Avoid CPU Sync in SyncBatchNorm When Capturing CUDA Graphs

mrshenli · pytorchmergebot · commit 1884d7fbe989 · 2022-06-03T04:32:57.000Z
We recently updated `SyncBatchNorm` to support empty input batches. The new code removes stats from ranks with empty inputs. However, this change breaks CUDA graph capture as it forces CPU sync. This commit uses `is_current_stream_capturing()` to guard the new code path, and only run the new code when not capturing CUA Graphs. To support empty inputs with CUDA graph capturing, we might need to update CUDA kernels for `batch_norm_backward_elemt` and `batch_norm_gather_stats_with_counts`. See pytorch#78656. Fixes pytorch#78549 Pull Request resolved: pytorch#78666 Approved by: https://github.com/albanD
diff --git a/torch/nn/modules/_functions.py b/torch/nn/modules/_functions.py
@@ -67,11 +67,19 @@ def forward(self, input, weight, bias, running_mean, running_var, eps, momentum,
             # world_size * (2C + 1) -> world_size * C, world_size * C, world_size * 1
             mean_all, invstd_all, count_all = torch.split(combined, num_channels, dim=1)
 
-        # remove stats from empty inputs
-        mask = count_all.squeeze(-1) >= 1
-        count_all = count_all[mask]
-        mean_all = mean_all[mask]
-        invstd_all = invstd_all[mask]
+        if not torch.cuda.is_current_stream_capturing():
+            # The lines below force a synchronization between CUDA and CPU, because
+            # the shape of the result count_all depends on the values in mask tensor.

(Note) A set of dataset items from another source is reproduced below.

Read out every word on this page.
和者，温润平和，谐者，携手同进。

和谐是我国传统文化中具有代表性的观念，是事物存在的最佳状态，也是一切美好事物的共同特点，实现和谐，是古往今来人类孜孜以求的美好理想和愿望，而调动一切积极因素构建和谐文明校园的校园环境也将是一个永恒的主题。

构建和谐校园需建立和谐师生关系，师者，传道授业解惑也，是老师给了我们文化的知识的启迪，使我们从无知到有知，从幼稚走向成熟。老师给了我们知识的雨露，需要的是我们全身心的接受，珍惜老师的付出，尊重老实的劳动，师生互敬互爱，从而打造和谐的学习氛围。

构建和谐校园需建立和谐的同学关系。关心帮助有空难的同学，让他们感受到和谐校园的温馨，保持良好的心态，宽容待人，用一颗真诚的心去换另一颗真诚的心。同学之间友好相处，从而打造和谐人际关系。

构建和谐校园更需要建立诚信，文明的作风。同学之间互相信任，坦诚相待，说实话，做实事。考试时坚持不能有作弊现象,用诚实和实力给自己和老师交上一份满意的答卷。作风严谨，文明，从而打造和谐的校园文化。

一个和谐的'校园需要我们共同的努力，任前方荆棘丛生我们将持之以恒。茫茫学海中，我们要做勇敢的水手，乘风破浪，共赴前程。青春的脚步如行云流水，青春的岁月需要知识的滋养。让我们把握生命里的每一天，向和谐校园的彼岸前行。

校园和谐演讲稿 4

+            # Such synchronizations break CUDA Graph capturing.
+            # See https://github.com/pytorch/pytorch/issues/78549
+            # FIXME: https://github.com/pytorch/pytorch/issues/78656 describes
+            # a better longer-term solution.
+
+            # remove stats from empty inputs
+            mask = count_all.squeeze(-1) >= 1
+            count_all = count_all[mask]
+            mean_all = mean_all[mask]
+            invstd_all = invstd_all[mask]
 
         # calculate global mean & invstd
         mean, invstd = torch.batch_norm_gather_stats_with_counts(